The top 10 recipients of humanitarian aid have changed little year on year over the past decade – Sudan, the Occupied Palestinian Territory, Somalia, Afghanistan among them. He went on to say that that is where resilience comes in: an activity that must be politically-driven, and involves long-term flexible funding. As Kent said, “The UN has a profoundly important role to play, but not the one it is doing.”
Let governments lead on resilience
UN humanitarian agencies cannot drive the resilience debate, says Baiocchi.
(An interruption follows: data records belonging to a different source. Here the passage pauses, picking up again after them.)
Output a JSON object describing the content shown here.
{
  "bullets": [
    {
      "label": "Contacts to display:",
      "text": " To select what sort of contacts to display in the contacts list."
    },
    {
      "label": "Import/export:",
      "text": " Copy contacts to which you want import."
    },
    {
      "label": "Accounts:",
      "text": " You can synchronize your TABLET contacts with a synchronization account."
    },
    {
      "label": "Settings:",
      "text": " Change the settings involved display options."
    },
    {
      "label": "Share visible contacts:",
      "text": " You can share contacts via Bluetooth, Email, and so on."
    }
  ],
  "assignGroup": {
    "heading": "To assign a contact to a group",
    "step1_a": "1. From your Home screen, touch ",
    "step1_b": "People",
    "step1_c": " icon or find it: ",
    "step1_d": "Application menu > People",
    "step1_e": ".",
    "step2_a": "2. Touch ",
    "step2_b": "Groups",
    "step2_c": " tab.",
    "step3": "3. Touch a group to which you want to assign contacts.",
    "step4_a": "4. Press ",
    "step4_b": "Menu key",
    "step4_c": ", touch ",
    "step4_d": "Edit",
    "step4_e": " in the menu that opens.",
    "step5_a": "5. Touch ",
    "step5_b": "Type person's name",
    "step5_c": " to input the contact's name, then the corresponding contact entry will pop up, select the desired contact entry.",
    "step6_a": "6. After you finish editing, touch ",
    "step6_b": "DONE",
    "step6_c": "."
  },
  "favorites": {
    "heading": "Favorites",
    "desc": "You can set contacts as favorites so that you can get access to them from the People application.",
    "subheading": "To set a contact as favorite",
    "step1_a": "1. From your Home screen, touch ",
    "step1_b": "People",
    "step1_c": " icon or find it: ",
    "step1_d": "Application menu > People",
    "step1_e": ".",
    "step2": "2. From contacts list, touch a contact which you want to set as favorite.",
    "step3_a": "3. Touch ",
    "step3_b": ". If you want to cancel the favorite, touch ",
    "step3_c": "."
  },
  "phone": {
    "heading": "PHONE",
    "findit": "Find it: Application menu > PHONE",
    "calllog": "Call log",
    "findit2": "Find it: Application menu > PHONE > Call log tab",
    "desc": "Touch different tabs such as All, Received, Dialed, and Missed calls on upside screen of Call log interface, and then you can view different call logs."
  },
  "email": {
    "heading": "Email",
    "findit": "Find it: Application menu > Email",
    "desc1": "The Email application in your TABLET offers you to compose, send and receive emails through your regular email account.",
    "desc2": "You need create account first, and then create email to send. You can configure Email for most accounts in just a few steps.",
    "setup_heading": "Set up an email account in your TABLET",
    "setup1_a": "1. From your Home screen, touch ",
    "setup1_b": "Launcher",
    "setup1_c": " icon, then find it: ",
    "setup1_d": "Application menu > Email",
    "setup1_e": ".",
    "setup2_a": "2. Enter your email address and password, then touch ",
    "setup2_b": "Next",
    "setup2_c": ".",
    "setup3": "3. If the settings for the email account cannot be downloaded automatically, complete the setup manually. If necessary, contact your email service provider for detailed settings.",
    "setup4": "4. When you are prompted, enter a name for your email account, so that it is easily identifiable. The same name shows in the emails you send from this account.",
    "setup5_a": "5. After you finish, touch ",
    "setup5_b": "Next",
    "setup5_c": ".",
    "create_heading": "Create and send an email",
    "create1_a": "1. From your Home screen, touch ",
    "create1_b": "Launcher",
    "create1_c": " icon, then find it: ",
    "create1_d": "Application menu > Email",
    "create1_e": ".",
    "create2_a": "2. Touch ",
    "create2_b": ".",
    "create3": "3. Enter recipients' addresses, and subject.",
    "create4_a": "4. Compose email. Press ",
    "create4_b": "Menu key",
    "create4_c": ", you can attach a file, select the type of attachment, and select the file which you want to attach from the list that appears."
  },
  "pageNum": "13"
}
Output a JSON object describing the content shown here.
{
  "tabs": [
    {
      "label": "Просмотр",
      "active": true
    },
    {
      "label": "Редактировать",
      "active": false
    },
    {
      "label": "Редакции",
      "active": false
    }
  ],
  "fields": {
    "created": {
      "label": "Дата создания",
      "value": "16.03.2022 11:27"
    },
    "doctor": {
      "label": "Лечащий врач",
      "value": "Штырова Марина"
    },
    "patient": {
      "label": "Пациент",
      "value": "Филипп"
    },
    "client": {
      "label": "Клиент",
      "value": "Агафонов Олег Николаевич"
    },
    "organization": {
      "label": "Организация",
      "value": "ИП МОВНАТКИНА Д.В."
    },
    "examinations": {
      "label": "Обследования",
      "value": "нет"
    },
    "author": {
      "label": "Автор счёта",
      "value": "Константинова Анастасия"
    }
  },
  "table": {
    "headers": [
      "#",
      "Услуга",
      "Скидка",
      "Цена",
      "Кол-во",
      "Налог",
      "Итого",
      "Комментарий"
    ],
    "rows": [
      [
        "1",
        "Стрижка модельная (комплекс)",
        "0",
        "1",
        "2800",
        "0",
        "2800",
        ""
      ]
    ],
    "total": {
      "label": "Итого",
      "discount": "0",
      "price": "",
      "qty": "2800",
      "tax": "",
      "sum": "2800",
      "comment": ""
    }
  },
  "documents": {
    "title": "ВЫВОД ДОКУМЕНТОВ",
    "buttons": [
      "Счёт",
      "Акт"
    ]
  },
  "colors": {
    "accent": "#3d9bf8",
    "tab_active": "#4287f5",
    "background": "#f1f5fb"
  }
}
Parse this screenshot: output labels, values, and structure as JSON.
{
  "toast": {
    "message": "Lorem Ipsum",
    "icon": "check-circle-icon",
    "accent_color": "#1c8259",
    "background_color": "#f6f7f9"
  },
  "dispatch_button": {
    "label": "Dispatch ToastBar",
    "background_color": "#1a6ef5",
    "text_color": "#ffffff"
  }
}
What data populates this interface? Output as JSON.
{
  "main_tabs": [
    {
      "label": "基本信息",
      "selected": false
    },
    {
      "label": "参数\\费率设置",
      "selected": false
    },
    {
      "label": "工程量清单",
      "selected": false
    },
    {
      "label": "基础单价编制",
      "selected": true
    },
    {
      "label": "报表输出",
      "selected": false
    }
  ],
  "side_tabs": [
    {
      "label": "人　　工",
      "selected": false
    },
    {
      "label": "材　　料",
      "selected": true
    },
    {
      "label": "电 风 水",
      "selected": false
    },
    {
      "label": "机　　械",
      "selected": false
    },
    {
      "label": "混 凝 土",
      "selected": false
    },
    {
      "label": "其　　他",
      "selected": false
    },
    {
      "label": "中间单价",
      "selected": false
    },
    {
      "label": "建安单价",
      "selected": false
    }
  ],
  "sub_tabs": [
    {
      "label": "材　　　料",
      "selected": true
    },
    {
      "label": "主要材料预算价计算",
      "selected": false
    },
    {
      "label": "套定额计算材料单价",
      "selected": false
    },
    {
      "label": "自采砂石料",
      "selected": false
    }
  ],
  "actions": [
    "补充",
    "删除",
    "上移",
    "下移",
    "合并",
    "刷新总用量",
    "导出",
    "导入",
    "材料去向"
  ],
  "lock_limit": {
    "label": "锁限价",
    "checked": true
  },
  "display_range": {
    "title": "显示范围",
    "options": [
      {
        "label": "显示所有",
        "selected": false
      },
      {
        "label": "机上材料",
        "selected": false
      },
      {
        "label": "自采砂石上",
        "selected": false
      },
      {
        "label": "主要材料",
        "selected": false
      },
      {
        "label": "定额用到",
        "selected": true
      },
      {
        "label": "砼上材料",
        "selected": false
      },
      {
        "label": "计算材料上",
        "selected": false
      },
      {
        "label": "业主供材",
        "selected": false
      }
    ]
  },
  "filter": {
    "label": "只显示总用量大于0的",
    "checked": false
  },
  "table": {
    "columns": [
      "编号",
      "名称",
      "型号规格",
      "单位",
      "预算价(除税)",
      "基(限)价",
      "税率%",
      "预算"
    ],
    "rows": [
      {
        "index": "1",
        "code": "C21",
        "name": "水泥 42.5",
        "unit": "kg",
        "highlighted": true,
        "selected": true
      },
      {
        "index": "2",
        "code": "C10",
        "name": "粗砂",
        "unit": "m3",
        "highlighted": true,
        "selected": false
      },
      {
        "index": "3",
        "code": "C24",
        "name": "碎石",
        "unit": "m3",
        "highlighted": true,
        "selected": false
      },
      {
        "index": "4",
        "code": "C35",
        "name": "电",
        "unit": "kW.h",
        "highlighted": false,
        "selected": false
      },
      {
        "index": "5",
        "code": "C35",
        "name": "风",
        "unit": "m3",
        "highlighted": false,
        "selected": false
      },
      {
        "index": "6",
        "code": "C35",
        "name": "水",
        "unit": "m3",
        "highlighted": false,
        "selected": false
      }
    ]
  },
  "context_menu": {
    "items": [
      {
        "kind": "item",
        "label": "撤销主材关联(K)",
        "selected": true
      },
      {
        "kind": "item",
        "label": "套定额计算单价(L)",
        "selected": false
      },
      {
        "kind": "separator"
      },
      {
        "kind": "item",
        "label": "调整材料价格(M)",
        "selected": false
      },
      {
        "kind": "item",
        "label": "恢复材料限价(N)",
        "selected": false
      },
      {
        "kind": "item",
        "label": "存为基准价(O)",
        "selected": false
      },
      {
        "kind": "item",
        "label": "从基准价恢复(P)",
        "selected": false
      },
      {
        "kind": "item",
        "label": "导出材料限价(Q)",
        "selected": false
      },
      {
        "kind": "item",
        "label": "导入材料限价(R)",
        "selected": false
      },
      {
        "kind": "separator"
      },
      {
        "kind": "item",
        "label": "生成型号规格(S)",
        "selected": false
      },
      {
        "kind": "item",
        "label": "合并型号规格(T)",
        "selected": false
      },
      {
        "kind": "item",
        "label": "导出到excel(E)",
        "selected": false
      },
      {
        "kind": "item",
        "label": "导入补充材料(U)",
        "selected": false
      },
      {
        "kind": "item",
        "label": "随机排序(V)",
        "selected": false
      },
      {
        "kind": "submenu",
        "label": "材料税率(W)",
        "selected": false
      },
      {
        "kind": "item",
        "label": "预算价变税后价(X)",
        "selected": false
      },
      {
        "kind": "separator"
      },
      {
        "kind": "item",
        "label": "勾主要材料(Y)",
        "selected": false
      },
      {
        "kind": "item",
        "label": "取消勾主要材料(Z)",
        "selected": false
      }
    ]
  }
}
They must involve the entire UN Development Group, including the UN Development Programme, UN Division for Sustainable Development, and the monetary institutions, regional organizations and national stakeholders. “Take the Hyogo Framework for Action”, said Mihir Joshi, coordinator of the Asian Disaster Reduction and Response Network (ADRRN), “This must contribute to each of the post-2015 development goals, or resilience will go nowhere.”
And in many cases this will involve supporting national capacity to respond. “We say we want to work with governments, build a real partnership, but do we really?” asked Biaocchi. “With actively engaged governments, we say they’re interfering – we’re quite schizophrenic about this.” Some need less help – Mozambique, Indonesia, Pakistan, the Philippines, have significantly improved their ability to respond to large-scale disasters and in these instances UN agencies will need to step back and play a service role.
“The traditional view of many northern aid agencies is to build capacity through a workshop,” said Jemilah Mahmood, ex-president of NGO Mercy Malaysia. “That’s not what’s needed: it means money, people to be seconded into local authorities to strengthen them internally.”
Ultimately, building this capacity and focusing on resilience “is not up to ECHO or the UN or the World Bank, but it’s up to governments,” said Fabre. “Unless there is political will to push this, you can put in as much money as you want, but it won’t make a difference. That change has to come from within.”